Cristiano Heckert - Diálogo. Peter Drucker dizia que 60% dos problemas em qualquer organização, pública ou privada, são oriundos de falhas de comunicação. E eu costumo dizer que ele foi modesto nesse percentual. O que temos visto reiteradamente nas organizações públicas é que a simples criação de comitês ou reuniões periódicas que promovam a circulação da informação é um passo inicial, mas relevante na construção da governança. Quando trabalhamos mapeamento de processos, percebemos a mesma coisa: promovendo a conversa entre os atores que participam de determinado fluxo, eles rapidamente identificam oportunidades de melhoria. É impressionante constatar que temos cada vez mais tecnologias de informação e comunicação disponíveis, mas a comunicação nas organizações ainda é muito precária.

Os gestores de TI, às vezes, têm dificuldade em adotar boas práticas e padrões de TI, pois não identificam vantagens no uso, mas tão somente os aspectos burocráticos e controles que agregam.

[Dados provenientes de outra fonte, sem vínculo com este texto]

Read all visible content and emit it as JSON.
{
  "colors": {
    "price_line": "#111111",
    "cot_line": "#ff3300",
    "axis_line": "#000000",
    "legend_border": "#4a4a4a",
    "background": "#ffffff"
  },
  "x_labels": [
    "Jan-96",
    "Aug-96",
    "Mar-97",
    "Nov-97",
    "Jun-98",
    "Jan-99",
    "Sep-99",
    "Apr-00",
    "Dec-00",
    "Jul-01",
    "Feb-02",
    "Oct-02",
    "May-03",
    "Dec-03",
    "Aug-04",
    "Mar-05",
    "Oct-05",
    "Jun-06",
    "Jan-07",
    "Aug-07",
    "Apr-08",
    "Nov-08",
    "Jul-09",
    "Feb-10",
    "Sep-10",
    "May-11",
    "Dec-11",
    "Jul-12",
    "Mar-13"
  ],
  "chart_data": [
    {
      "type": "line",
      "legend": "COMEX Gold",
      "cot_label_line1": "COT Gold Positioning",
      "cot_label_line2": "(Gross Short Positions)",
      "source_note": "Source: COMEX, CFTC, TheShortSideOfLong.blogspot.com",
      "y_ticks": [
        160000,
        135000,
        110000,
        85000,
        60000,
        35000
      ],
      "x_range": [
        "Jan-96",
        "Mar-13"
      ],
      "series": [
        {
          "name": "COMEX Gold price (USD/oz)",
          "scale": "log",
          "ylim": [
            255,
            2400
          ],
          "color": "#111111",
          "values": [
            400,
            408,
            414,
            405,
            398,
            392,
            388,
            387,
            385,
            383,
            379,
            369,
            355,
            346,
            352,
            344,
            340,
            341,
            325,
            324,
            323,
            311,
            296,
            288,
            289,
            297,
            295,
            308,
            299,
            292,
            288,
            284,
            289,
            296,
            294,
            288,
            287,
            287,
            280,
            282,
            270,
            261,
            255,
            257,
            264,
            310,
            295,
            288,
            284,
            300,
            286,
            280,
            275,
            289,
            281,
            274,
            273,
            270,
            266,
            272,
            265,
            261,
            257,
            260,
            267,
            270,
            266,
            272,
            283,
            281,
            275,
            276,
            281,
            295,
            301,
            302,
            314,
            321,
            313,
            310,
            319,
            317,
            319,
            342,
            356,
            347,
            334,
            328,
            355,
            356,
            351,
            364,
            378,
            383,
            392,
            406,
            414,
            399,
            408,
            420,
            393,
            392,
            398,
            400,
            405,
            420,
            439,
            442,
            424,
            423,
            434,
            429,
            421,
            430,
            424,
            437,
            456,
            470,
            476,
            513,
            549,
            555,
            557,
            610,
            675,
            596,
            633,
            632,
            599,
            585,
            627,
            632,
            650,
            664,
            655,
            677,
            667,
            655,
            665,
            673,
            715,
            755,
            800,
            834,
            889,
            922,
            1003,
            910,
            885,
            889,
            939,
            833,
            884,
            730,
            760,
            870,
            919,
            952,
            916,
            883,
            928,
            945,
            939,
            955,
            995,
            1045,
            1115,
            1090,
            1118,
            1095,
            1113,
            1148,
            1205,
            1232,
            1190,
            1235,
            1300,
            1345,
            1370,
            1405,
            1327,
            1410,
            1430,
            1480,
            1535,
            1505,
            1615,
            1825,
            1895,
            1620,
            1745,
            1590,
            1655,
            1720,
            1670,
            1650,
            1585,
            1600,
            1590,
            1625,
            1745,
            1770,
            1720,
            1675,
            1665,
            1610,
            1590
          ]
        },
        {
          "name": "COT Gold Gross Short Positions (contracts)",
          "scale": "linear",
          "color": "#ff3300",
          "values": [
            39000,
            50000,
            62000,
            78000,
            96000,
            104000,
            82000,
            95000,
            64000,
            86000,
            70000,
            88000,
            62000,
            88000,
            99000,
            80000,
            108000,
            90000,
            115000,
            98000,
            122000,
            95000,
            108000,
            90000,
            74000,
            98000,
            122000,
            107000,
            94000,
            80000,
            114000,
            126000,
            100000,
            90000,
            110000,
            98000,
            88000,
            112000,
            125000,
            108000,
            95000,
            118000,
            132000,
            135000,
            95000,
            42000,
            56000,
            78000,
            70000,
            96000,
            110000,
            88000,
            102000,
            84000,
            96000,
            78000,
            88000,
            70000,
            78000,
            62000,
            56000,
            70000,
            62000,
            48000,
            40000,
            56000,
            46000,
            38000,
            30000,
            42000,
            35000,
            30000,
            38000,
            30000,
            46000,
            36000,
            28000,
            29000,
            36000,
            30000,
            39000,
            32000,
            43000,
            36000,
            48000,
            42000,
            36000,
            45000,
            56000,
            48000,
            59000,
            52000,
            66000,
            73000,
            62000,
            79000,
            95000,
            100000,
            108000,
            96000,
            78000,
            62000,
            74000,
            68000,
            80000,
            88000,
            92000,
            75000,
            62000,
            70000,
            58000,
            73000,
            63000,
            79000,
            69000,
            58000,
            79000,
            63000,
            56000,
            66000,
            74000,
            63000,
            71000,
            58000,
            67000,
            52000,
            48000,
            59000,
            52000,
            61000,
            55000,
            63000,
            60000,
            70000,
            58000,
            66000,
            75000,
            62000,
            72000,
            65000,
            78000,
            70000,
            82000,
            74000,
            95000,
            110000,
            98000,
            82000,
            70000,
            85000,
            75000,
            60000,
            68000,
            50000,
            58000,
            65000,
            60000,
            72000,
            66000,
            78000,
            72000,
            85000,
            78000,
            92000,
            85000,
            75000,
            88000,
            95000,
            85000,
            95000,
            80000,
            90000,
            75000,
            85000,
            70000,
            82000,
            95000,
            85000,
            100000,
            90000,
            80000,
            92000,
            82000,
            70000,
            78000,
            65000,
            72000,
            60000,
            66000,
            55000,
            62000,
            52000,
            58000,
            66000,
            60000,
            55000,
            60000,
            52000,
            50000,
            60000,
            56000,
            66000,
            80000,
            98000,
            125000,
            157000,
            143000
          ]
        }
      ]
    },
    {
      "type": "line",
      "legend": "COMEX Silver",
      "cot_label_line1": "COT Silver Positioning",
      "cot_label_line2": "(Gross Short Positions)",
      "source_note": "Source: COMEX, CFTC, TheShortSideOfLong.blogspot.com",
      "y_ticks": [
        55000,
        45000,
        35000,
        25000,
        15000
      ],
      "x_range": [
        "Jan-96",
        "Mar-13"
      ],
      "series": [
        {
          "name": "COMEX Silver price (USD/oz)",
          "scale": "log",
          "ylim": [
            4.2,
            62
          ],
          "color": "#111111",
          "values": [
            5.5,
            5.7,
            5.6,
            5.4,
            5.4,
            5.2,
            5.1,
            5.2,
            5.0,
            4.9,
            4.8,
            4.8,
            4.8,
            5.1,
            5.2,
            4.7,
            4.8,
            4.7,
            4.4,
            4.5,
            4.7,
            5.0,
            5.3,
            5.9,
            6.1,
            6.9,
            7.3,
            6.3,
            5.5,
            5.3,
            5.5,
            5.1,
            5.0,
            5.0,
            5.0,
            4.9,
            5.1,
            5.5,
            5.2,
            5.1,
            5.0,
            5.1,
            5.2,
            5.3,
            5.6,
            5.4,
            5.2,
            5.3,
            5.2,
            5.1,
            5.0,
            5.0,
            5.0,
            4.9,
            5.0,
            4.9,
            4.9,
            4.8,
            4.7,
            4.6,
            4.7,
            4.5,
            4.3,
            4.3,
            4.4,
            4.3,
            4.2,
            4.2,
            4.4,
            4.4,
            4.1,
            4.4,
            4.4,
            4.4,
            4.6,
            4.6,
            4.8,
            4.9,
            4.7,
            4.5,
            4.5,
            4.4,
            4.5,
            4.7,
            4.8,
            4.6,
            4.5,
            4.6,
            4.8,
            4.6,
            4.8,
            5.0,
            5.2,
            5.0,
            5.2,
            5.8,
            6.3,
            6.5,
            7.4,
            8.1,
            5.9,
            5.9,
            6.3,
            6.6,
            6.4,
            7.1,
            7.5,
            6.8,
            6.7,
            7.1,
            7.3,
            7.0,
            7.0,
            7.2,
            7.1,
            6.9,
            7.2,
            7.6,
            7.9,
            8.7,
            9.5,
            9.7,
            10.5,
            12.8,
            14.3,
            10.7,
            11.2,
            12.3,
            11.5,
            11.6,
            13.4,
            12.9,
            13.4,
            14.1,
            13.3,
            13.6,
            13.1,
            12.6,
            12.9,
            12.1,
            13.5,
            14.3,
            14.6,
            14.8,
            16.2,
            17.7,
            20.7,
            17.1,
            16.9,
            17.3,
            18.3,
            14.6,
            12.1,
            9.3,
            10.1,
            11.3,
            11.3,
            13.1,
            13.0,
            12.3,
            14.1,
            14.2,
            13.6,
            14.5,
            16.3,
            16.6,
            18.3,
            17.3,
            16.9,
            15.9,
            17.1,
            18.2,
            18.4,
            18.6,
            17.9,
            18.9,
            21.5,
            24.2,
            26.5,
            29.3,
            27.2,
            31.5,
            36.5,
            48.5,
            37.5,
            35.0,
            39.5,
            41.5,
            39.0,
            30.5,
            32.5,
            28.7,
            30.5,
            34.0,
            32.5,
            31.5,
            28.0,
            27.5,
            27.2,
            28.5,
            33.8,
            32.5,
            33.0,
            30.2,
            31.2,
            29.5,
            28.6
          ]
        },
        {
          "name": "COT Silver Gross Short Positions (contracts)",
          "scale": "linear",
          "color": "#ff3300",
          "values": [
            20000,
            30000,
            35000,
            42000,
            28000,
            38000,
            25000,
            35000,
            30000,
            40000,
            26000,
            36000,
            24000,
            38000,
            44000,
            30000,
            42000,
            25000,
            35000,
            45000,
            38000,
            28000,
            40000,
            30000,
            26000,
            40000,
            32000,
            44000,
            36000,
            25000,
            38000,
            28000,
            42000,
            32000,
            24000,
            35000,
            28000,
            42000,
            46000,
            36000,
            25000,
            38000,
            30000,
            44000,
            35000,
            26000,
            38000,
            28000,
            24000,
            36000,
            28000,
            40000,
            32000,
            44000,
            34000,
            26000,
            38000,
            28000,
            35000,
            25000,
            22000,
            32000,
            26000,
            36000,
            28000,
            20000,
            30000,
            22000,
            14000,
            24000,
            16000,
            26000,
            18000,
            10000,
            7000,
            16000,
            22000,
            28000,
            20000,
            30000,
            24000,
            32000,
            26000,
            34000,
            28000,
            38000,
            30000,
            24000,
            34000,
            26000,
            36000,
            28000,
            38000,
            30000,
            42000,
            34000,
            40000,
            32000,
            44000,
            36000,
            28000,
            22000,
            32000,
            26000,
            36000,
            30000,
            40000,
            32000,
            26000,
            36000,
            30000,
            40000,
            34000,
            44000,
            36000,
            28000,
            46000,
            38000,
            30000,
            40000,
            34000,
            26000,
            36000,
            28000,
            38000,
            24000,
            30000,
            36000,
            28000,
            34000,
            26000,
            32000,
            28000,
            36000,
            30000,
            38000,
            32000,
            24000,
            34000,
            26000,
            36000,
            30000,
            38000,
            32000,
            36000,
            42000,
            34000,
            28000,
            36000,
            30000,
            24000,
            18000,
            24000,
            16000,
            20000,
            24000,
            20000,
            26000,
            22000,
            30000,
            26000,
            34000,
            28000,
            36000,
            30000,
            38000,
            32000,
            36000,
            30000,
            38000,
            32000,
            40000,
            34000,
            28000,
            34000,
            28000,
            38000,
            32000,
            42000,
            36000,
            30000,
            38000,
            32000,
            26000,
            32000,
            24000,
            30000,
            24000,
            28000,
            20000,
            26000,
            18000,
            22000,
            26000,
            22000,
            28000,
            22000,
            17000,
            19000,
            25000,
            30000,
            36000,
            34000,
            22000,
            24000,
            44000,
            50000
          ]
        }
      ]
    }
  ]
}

Quais benefícios pode-se colher da boa governança de TI?

Cristiano Heckert - Os gestores (não apenas de TI) no Brasil gastam muito tempo “apagando incêndio”, ao invés de criar soluções estruturantes. Gostamos do improviso, do fazer na última hora. Precisamos entender que procedimentos e rotinas padronizadas são essenciais para garantir qualidade e consistência de resultados ao longo do tempo. A longo prazo, as organizações mais maduras nesses aspectos são as que alcançam melhores resultados.

Como tratar a governança de TI para que possa atender, de forma ágil, as demandas por novas soluções, como bigdata, cloud computing, mídias sociais, entre outras?

Cristiano Heckert - As tecnologias (mesmo as mais disruptivas) observam um ciclo de maturação. Para citar um exemplo, em 2010 eu era diretor na SLTI e representei a Secretaria numa mesa redonda sobre cloud computing na Futurecom. Somente em 2016, de volta à Secretaria dessa vez como secretário, nós publicamos uma portaria com orientações aos órgãos nesse tema e somente agora temos visto as primeiras experiências de contratação desses serviços. Portanto, é preciso, por um lado, que a TI esteja permanentemente monitorando as inovações e as tendências tecnológicas. Por outro lado, a opção por determinada tecnologia deve ser feita com muita segurança e embasamento. Uma boa governança permite que essa reflexão amadureça e envolva todos os atores relevantes, minimizando seus riscos. 

O que o aluno da Enap poderá esperar do Seminário Governança em TI?

Cristiano Heckert - Um dia de intenso debate, em que trocaremos experiências à luz do moderno referencial teórico e de casos práticos vivenciados na Administração Pública brasileira.